Our Nine Weeks Tests

I have pretty much reconciled with the fact that I give exams at the end of every quarter to my first graders. That means every nine weeks, I test my students on what they have learned during those nine weeks. I've even swallowed the fact that it has to be 25% of their grade for the quarter (like a final exam in college! absurd!).

But you can not tell me, during the 7th week of the quarter, that instead of being in the 9th week of the quarter, the exams will be during the 8th week of the quarter. To clarify, a memo was sent home to parents (note: teachers were not informed, except for the letter to parents we were supposed to distribute) that exams were moved up to next week instead of beign the week after that, as originally scheduled. Ummm... I still have a week's worth of material to cover! An eighth of my material for the quarter! Reading and writing and grammar are ongoing, but it is interrupting a 4-week math and science unit on measurement.

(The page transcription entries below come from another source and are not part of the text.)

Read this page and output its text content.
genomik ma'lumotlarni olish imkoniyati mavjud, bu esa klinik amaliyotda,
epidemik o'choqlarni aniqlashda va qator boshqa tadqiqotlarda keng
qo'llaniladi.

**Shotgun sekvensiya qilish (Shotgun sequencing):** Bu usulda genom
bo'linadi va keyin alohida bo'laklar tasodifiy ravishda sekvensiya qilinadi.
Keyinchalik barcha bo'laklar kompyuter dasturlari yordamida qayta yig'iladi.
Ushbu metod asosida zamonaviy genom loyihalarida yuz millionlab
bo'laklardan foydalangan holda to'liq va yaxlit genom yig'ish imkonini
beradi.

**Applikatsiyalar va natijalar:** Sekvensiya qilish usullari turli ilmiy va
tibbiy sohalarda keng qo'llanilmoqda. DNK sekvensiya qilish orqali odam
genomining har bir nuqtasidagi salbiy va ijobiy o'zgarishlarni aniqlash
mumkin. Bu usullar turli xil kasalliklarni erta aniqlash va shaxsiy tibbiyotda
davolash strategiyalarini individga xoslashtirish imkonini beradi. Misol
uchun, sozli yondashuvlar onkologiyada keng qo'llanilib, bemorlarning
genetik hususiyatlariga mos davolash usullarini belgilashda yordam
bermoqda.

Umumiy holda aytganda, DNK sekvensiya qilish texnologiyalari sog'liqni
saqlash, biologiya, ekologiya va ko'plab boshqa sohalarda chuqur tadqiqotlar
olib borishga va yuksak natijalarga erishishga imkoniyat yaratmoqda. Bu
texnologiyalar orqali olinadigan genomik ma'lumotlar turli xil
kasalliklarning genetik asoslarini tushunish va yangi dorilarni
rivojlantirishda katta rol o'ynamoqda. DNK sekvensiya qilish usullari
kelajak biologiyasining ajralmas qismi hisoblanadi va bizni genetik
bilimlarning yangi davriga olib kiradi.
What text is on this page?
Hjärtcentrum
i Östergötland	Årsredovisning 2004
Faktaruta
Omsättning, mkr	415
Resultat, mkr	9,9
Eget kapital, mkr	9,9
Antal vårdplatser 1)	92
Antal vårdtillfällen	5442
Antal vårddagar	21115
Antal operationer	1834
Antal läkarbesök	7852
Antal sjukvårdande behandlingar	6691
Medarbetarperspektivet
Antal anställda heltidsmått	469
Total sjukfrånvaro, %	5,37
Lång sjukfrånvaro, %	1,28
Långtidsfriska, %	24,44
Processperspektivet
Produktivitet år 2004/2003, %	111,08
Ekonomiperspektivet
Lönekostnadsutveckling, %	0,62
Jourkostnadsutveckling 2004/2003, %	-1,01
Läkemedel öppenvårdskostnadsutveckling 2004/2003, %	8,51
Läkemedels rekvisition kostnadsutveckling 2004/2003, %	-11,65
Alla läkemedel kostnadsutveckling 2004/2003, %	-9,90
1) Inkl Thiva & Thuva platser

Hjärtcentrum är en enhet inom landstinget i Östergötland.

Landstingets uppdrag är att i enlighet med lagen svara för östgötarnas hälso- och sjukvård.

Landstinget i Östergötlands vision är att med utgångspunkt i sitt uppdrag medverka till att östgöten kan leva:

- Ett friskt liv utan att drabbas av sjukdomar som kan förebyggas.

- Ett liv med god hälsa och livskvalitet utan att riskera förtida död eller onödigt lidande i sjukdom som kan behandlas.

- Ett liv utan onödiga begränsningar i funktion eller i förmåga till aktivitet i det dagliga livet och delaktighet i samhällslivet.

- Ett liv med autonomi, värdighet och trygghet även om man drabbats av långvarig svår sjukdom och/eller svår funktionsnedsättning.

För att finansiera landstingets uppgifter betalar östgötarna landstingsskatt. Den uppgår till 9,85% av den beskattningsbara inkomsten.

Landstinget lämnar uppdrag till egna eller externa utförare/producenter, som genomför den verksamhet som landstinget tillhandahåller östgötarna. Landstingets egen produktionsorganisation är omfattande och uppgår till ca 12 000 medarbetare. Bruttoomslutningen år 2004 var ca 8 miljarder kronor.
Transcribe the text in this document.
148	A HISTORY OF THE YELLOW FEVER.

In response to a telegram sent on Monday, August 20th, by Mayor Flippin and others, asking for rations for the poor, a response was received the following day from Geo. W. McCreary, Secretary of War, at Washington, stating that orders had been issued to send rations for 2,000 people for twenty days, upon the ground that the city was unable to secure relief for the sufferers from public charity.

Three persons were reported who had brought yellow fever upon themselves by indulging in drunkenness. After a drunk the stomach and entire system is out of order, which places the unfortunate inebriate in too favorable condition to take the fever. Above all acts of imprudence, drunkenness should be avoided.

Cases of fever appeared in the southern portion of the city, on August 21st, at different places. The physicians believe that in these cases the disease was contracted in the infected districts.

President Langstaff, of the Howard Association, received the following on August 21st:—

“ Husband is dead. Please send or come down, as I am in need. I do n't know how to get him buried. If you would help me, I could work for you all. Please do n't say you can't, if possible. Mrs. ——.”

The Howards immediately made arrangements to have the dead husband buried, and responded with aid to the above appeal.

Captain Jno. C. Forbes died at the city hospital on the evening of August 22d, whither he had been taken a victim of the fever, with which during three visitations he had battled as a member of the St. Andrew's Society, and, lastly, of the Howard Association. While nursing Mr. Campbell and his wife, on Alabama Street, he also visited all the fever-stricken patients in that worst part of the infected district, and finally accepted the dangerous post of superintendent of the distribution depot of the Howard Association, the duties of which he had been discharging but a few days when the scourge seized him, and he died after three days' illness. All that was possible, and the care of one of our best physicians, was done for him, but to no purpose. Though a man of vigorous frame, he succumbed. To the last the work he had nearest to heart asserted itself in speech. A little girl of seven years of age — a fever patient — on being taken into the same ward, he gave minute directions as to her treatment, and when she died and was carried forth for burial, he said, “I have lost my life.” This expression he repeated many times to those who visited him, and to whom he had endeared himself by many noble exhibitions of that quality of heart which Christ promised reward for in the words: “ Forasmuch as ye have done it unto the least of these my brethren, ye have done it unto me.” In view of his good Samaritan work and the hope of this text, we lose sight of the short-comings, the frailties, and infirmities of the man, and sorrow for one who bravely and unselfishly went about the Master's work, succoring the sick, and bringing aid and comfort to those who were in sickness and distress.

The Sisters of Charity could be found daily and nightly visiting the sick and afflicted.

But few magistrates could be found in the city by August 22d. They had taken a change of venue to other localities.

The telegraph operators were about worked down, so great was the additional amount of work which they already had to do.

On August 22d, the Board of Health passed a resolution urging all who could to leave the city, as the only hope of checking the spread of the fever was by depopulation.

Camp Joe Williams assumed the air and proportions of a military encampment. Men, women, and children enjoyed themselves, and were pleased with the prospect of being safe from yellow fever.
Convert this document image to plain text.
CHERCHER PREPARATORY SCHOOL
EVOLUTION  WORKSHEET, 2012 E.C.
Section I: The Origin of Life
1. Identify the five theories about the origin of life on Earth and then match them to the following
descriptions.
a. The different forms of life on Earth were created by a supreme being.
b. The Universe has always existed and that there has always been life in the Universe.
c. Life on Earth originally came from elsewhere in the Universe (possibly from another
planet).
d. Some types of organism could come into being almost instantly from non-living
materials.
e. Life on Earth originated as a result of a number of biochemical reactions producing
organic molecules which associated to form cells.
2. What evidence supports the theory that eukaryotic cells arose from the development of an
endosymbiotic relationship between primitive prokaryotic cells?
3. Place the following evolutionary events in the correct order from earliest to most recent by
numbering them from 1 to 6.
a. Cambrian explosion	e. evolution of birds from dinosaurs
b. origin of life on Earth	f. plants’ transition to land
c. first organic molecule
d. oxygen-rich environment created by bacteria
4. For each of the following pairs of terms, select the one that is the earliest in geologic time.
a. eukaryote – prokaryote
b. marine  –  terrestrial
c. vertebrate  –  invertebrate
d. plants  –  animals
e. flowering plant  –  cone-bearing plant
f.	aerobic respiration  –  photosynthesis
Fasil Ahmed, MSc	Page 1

There has been no word about making tests, either. I went ahead and made a third nine weeks exam and a fourth nine week pretest (I create the math tests for the grade), because we won't hear about that, it seems, until the day before.

This craziness is not even close to the craziness in tested subjects and grades. From second grade upwards, all skills for the year are supposed to have been taught by this Friday, which will be the 126th day of school. In other words, teach 100% of the material in 70% of the time and then review for the last 30% of school. If you gave everything the time in merited in the first place, you wouldn't have to review for 30% of the year! Also, upper grades don't make their own tests, which means that teachers have no idea where to steer their students in order for them to perform well. It also means that testing timeliness is entirely dependant on Dr. R-, a former superintendant of another district who now oversees several struggling districts including mine. And she's not so timely and not so good at making tests that actually test what was supposed to have been taught.


Blogger Jason said...

Ah, but you only have district tests. My kids actually have to suffer through a State Standardized Test, the ITBS. Yeah, in Arkansas students as young as kindergarten have to endure the rigors of high stakes testing. And this year they take it nearly three months before the end of the school year...so we can get our scores back before the school year ends...to find out what we did not teach well.

11:59 PM, February 20, 2007  
Anonymous Anonymous said...

Seems like you may want to make more than just the math tests. Who knows what grammar/spelling may be on any English/reading tests.